Thursday, November 7, 2019

Hoyt Brewster: Isaiah 4:1 is Not "A Rallying Cry for Polygamy"



And in that day seven women shall take hold of one man, saying, We will eat our own bread, and wear our own apparel: only let us be called by thy name, to take away our reproach. (Isa 4:1)

While a few early Latter-day Saints used this text as a “proof text” to support the biblical basis for plural marriage (e.g., Orson Pratt in his debate with Rev. Dr. J.P. Newman [Chaplain of the US Senate]), this is based on eisegesis.

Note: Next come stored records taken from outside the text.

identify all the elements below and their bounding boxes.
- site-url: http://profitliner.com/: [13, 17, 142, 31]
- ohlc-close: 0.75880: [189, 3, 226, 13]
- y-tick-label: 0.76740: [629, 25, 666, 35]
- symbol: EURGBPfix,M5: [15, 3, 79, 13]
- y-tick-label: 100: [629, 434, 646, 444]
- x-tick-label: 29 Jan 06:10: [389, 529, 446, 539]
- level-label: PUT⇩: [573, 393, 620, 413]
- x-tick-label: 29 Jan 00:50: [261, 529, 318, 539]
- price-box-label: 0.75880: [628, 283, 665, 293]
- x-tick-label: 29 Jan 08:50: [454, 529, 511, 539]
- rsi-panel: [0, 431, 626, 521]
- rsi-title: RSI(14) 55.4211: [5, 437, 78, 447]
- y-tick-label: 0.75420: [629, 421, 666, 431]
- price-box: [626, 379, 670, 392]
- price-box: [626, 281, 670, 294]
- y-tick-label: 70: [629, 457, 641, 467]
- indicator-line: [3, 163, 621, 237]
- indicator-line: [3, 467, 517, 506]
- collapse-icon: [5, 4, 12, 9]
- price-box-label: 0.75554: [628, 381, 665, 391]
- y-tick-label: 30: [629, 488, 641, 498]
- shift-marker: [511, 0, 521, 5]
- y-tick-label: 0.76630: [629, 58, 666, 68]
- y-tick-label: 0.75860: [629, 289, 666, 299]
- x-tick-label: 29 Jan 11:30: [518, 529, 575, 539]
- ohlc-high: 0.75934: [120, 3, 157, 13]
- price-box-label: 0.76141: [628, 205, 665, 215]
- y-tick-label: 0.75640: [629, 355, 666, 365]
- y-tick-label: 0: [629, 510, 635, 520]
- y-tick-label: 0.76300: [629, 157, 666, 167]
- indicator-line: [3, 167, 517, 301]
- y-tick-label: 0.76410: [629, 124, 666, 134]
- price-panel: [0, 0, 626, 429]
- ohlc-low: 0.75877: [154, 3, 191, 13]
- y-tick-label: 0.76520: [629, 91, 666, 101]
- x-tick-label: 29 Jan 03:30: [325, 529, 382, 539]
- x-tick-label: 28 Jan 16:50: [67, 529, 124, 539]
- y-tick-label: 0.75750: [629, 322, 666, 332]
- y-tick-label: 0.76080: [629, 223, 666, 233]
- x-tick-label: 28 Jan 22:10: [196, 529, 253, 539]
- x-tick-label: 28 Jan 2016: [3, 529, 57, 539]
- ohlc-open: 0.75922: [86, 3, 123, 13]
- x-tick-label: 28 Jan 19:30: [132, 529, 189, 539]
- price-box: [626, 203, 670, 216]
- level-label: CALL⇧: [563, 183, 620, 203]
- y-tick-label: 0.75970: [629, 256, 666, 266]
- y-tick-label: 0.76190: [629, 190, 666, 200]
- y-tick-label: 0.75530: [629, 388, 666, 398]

As Hoyt Brewster, a very traditional Latter-day Saint noted:

This scripture is not, as some have supposed, a rallying call for polygamy; but rather it is a description of very adverse conditions. So many men will have been killed in wars (see Isaiah 3:25) that there will be a shortage of eligible marriage partners for single women. “Seven women” (symbolically meaning “many”) will propose marriage to “one man.” Contrary to law, which requires the husband to provide for the wife (Exodus 21:10), in these desperate times the women will pledge to provide the necessities of life for themselves. (Hoyt W. Brewster, Jr., Isaiah Plain and Simple: The Message of Isaiah in the Book of Mormon [Salt Lake City: Deseret Book Company, 1995], 36-37)

On the Pratt/Newman debate, see the 1960 M.A. dissertation from Robert Duane Hatch, "The Pratt-Newman Debate."